Sanders, who has for weeks been hammering Biden for supporting the Iraq War and approving trade deals that cost the country manufacturing jobs, did his best to initiate discussions with Biden on both fronts.
Sanders noted that he and Biden were both in Congress in 2002 during the vote to authorize the Iraq War, but unlike Biden, he did not believe Bush administration officials’ claims about the threat Iraq posed.
“I thought they were lying. I didn’t believe them for a moment. I took to the floor,” he said. “I did everything I could to prevent that war. Joe saw it differently.”
In response, Biden declined to engage Sanders directly, focusing instead on his support for withdrawing combat troops during the Obama administration.
“I was asked to bring 156,000 troops home from that war, which I did,” Biden said. “I led that effort.”
The moderators, from CNN and the Des Moines Register, could have pressed Biden to answer directly for Sanders’ criticism, or explain whether withdrawing those troops ended up being a mistake given the rise of the so-called Islamic State, but they did not follow up with him ― and neither did any of the other candidates on the stage.
Sanders also blasted Biden for voting to authorize NAFTA and permanent normalized trade relations with China, which he said cost the country 4 million jobs.
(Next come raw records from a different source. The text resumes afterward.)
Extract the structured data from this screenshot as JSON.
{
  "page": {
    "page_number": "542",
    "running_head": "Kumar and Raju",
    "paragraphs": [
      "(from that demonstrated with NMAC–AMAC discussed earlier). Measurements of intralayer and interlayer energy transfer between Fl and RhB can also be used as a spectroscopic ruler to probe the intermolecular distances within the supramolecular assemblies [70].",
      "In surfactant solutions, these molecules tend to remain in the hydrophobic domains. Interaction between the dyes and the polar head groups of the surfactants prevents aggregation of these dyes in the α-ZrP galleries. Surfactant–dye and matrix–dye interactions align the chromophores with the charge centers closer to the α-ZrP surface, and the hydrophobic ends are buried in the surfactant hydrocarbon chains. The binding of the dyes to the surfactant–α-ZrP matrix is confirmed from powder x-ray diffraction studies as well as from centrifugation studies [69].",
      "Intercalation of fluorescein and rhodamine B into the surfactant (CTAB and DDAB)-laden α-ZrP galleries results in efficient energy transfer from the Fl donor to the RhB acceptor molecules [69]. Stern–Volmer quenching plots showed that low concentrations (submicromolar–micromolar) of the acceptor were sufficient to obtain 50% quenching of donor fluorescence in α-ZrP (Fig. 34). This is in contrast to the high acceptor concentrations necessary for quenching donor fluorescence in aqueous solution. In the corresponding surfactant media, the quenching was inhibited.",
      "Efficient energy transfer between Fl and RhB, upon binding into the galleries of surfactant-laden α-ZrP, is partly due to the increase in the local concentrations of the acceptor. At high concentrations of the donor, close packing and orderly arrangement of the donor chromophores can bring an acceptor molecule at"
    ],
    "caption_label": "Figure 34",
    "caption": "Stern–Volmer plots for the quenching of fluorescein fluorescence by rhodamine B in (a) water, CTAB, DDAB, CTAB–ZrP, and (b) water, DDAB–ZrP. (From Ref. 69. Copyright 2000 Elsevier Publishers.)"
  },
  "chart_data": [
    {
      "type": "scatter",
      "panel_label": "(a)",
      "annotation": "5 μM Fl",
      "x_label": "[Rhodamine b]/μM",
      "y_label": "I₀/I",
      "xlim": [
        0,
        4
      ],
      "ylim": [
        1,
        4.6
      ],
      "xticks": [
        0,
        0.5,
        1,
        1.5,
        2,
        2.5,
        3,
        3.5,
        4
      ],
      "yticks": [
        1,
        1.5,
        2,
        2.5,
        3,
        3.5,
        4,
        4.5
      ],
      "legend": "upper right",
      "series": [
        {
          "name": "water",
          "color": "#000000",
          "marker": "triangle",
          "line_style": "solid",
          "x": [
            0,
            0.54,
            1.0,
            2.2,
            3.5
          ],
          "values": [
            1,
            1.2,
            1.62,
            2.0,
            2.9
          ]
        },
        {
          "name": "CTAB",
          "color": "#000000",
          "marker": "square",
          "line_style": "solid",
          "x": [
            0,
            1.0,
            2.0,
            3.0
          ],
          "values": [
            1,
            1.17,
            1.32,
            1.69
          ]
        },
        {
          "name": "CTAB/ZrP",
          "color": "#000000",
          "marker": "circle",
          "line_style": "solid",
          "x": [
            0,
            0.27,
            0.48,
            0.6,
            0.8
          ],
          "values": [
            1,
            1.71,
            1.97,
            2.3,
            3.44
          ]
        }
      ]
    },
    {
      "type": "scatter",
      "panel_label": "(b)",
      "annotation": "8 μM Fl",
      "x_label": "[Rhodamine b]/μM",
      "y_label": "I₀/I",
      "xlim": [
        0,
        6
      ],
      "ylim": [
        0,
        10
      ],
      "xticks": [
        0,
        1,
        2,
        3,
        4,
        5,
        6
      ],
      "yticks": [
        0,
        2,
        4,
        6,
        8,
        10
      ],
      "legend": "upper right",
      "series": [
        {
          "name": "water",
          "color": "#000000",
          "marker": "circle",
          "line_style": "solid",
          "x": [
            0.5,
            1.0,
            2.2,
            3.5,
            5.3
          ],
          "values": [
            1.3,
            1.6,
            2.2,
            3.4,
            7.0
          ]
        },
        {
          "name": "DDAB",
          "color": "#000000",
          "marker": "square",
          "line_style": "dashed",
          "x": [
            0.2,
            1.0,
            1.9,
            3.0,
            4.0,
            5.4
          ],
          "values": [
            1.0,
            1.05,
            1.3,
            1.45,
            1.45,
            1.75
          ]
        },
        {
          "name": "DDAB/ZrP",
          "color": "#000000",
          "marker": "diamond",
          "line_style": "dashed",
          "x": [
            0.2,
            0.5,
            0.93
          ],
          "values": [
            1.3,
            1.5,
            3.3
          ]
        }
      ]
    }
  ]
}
“Joe and I have a fundamental disagreement here ― in case you haven’t noticed,” Sanders said, eliciting laughter from the audience. “And that is, NAFTA, PNTR with China, other trade agreements ― were written for one reason alone, and that is to increase the profits of large multinational corporations.”
Biden reacted by agreeing with Sanders on the need for greater “corporate responsibility” and expounding on the need for tougher enforcement of existing laws as well.
He did not directly answer for his votes for those trade agreements or explain his thinking. And once again, neither the moderators nor the other candidates joined in to press Biden.
Several other controversial elements of Biden’s record did not make it into the debate at all, including his authorship of the 1994 crime bill blamed for the explosion of the carceral state, his role in advocating for a 2005 law making it harder for households to declare bankruptcy, and his past support for cutting Social Security benefits. Even Sanders, whose campaign intimated that the Vermont senator would use the debate to attack Biden for that last stance, declined to engage in that line of questioning.
Sanders, Warren and Klobuchar engaged in a spirited discussion of the potential milestone of the first female president, which was spurred by Warren’s allegation that Sanders had told her privately in 2018 that he thought a woman could not get elected. (Sanders denies saying that.)
But Biden’s comments about gender earlier this month did not come up during the debate.
At a campaign event in Iowa, Biden recalled how Hillary Clinton had suffered sexist attacks during her 2016 presidential run, but said, “That’s not going to happen with me.”
Biden’s campaign told HuffPost that he had not intended to cast doubt on a woman’s ability to win the White House, but he has yet to answer for it personally and the moderators did not ask him about it.